Alchemy; Eclipsed with Disrespect for Galileo Galilei; Elliptical
- Cathexis Northwest Press
- Jan 1, 2020
- 1 min read
By: Anders Howerton
Alchemy
I am not listening
to anything
but the woman
plucking cans
from an idea of treasure.
Her fingers rain
sands of trash alum.
Later, she will bottle-nurse
a wild dog.
She won’t ever
put it down.
She‘d rather let it go out
to die of domesticity.
The cuspid puncture
brushes the subcutis;
she lets it taste blood,
lets it scream in the night
like a flock
of what I want:
to hear the being ricochet —
ingot made of body.
Eclipsed with Disrespect for Galileo Galilei
We cast our motions misconceived
like spilled emotions to the place
from which our bones were thrown.
You are the kiln, fixed body,
yet we draw your quotient
falling, setting, rising,
going down. Stationary sphere,
you stand and burn, casting spears
in our direction.
We spin repeatedly around
and measure bony notions
in these bodies of convection.
Shadows of a rope swing swaying
(you’re staying and going)
or spilling from a tipping bell –
you sit synthesized
and stellar still.

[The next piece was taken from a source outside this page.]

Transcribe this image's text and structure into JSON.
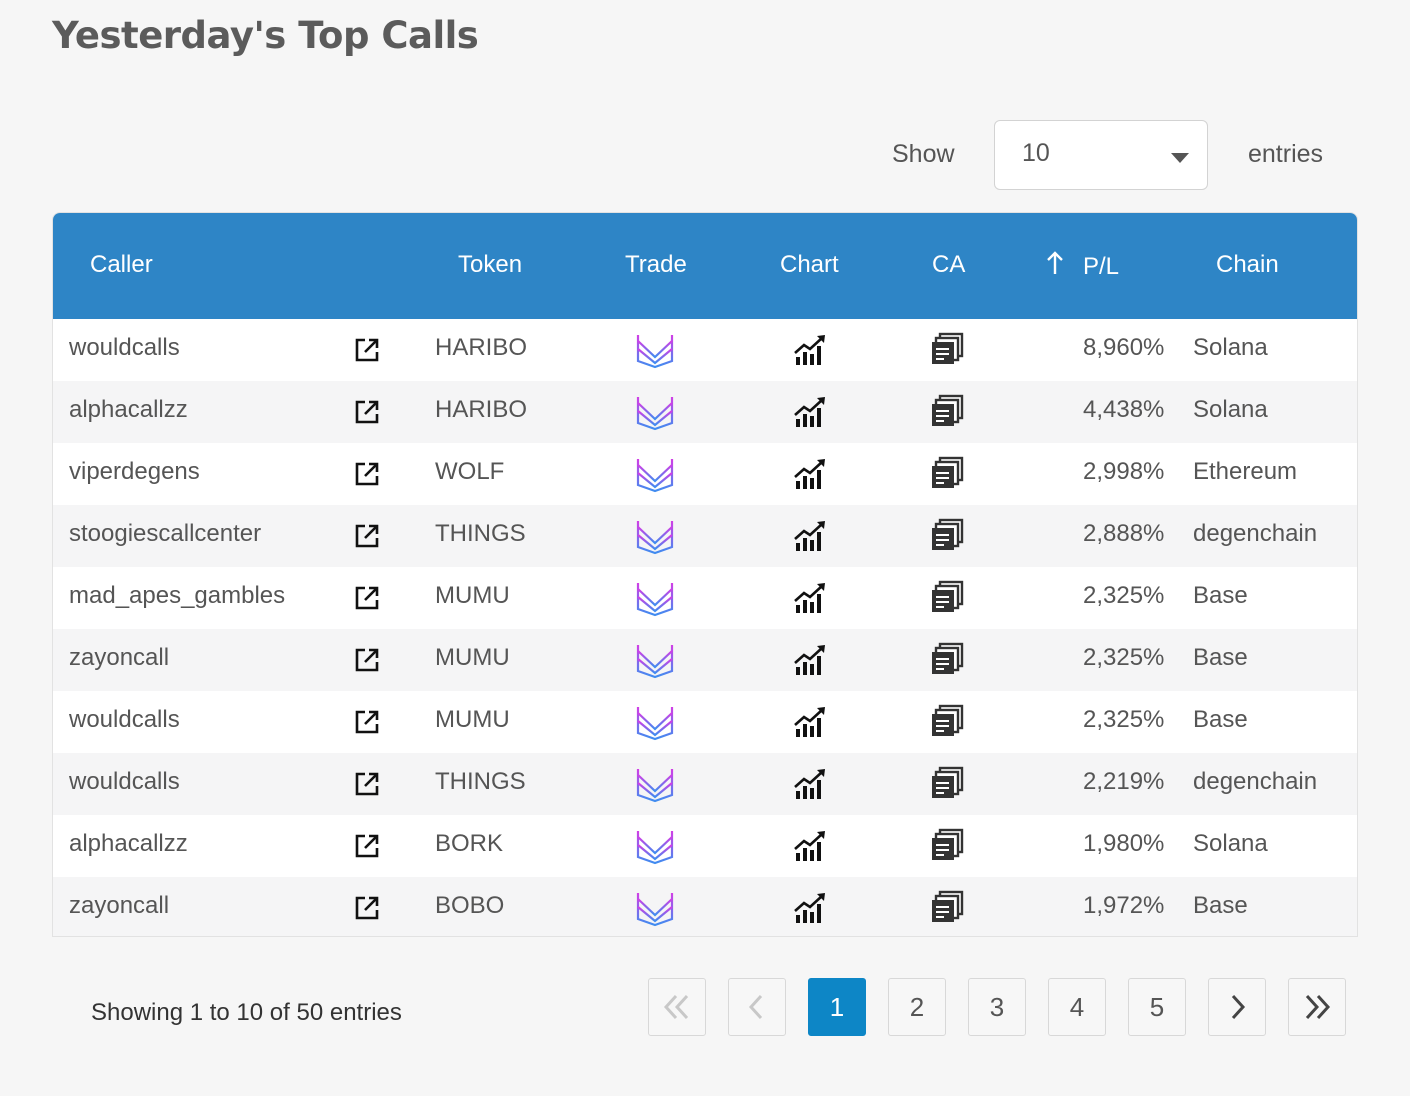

In darkness
we are soothed. Drawing motions,
drawings move: falling, falling, fell.
Elliptical
She orbits imbalanced, her axis tilted like a houseplant too long unturned toward the heat and light; every day of every revolution her face grows arid in places. She watches from satellites as her sands slip and her strata tabulate, calls her body's unused fuel sections of death, this bitumen. She relies on momentum, unperturbed curves, union set in motion by a ratio of tension. She is of two lights; the gaseous and the other's gibbous heart tautly bind her foci pole to pole.
Anders Howerton lives and works in Oakland, California. He has a Master's in Poetry from the University of East Anglia.